UND Today

University of North Dakota’s Official News Source

Still awaiting the Conwaydome

As this column from 1995 shows, Lloyd Omdahl delighted in poking gentle fun at his hometown of Conway, N.D. — and himself

Lloyd Omdahl. UND archival photo.

Editor’s note: Lloyd Omdahl had a great sense of humor, and while that’s not rare among newspaper columnists, what is rare is that he very often let his humor show in his work. Moreover, this trait was made even more endearing by the fact that Omdahl so often poked fun at himself, as well as at — very affectionately — his hometown of Conway, N.D., pop. 23. 

Below is just one of many such columns. It appeared shortly after Omdahl’s retirement from UND in 1995, and is being reprinted here as a representative sample of — as Omdahl himself might have put it — perhaps the funniest former tax commissioner and lieutenant governor turned newspaper columnist in America.

This story in UND Today has more about Omdahl, who died Sunday, April 14, at the age of 93.

* * *

December 17, 1995

Conway would really thrive if it only had people

By Lloyd Omdahl

I am being invited out of Grand Forks.

Less discerning people would conclude that several subtle messages sent up recently are coincidental, but I know an extradition effort when I see one.

Twice the local newspaper has reported that I am moving to Conway, population 23. Then the university folks threw a second full-blown retirement event when they saw that the first modest reception didn’t get me off the campus. To me, all of this says one thing: “Go now!”

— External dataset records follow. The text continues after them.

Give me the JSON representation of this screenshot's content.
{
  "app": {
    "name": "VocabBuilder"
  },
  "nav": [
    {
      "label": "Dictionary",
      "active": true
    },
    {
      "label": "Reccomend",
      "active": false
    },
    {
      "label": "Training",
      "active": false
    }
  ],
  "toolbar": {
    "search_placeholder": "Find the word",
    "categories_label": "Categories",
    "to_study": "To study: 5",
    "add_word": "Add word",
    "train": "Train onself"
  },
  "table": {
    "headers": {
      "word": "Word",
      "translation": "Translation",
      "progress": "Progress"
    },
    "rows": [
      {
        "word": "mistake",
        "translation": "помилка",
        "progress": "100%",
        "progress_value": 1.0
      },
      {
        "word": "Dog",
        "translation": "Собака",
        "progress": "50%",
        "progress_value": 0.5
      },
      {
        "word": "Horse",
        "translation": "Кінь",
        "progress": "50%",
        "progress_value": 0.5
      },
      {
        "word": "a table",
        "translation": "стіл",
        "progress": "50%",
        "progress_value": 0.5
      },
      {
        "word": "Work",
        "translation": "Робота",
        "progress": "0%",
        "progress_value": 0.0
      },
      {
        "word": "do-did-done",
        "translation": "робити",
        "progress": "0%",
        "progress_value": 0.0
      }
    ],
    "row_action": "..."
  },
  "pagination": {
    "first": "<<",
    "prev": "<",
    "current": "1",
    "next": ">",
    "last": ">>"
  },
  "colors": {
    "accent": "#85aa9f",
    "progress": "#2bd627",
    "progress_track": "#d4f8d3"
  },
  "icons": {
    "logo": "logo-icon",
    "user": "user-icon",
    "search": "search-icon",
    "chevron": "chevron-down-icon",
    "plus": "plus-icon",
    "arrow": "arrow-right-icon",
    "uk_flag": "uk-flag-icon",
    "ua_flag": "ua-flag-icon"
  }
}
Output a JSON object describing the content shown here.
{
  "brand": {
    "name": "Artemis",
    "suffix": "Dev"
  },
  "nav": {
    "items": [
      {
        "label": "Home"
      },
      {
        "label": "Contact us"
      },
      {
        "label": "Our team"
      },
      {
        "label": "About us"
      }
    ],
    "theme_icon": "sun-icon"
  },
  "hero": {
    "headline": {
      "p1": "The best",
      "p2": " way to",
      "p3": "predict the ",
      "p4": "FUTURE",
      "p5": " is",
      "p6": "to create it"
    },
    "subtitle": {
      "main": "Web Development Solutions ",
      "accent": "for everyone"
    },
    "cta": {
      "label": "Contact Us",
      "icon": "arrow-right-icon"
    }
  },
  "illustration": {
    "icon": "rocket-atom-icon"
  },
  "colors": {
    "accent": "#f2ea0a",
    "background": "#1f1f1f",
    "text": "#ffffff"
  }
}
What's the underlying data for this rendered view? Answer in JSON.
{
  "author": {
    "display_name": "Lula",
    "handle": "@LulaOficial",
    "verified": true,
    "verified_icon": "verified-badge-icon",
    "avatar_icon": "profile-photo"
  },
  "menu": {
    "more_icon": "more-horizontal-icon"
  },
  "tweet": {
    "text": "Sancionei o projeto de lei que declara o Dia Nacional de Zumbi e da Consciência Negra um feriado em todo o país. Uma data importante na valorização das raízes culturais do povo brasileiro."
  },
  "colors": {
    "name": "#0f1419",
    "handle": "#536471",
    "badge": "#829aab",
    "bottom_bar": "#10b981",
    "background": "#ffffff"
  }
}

Up until now, most people in North Dakota didn’t even know where I was — nor did they really care as long as I wasn’t in the government. I get mail forwarded from Bismarck, Fordville and a variety of other locations.

Well, I skulked out of Bismarck in 1992 — pretty much as I came in. The folks in Grand Forks didn’t know where I had been for five years. Some thought I was a missionary in Amion. Others didn’t even think about it.

To set the record straight, we had an official election at our house to determine whether we would move to Conway. Mail ballots were not allowed to prevent voter fraud.

Ruth and I cast our secret ballots in person, with each person given four quarters of a vote to cast. Grand Forks won — 3/4ths to one and 1/4th. The canvassing board hasn’t met yet, but we are confident the unofficial count will stand since no absentee ballots are outstanding.

It was a close vote because Conway has some definite advantages over Grand Forks. For example, Conway has one of the few remaining ZCBJ (Bohemian Lodge) halls, the fame of which has been spread about in music by balladeer Chuck Suchy. It isn’t on the nation’s registry of historic places, but it is protected by the Endangered Species Act.

Conway is one of the few cities in North Dakota without a property tax levy for the city general fund. There is, however, the 10-mill building levy imposed in 1943 for a Conwaydome, scheduled to be erected in 1997. It will be built debt-free without going to a 6 percent sales tax as has been necessary in improvident cities.

The Conwaydome will be prefabricated and collapsible, designed by the Coleman Tent people. Since we believe all professional sports have become rackets, we don’t plan to accommodate indoor football or baseball.

Despite its planning and foresight, Conway was not ranked as one of the nation’s best small towns — only because we didn’t fit the population criteria. After talking to the folks at Brinsmade, N.D., we decided to have a ranking for towns in the 21-25 category.

All qualified cities in North Dakota were automatically entered to eliminate cumbersome paperwork. The preliminary rankings were Brinsmade, Bucyrs, Conway, Gascoyne, Kief, Overly, Perth and Wheelock. The primary criteria included social life and economic potential, with the most important being alphabetical standing. The last criterion eliminated a lot of haggling. Third place is not bad, considering our founders almost named Conway Zedalia.

Three cities were declared ineligible for manipulating population figures — Hansboro and Mylo each imported a temporary resident, and Larson kicked the drunk out of town.

Conway would be a thriving community if it had people. Sometimes the price of companionship is letting the rabbit eat the carrots.

We were especially limited when it came to Christmas caroling. By the time we got the carolers together, there wasn’t anyone home to hear us. So we had to take turns being home.

We also have a little problem staffing the government. The city designated me the chairperson of the Conway Tree Board, but by the time the other official positions were filled, nobody was left to serve on my board. According to the Peter Principle, I have become a floating apex — a sign that I have reached my level of incompetence.

For those in western North Dakota who may not know where Conway is located, it is halfway between Devils Lake and the Red River. At present, our Conway cottage is without a lake, but we expect that Devils Lake will be lapping at our door before the government plan to lower the lake is implemented. Of course, by that time Lake Agassiz will probably be back.

In any case, we are expecting a beach eventually, and when that happens, we will have another election at our house.

Lloyd Omdahl is a former North Dakota lieutenant governor and retired professor at UND.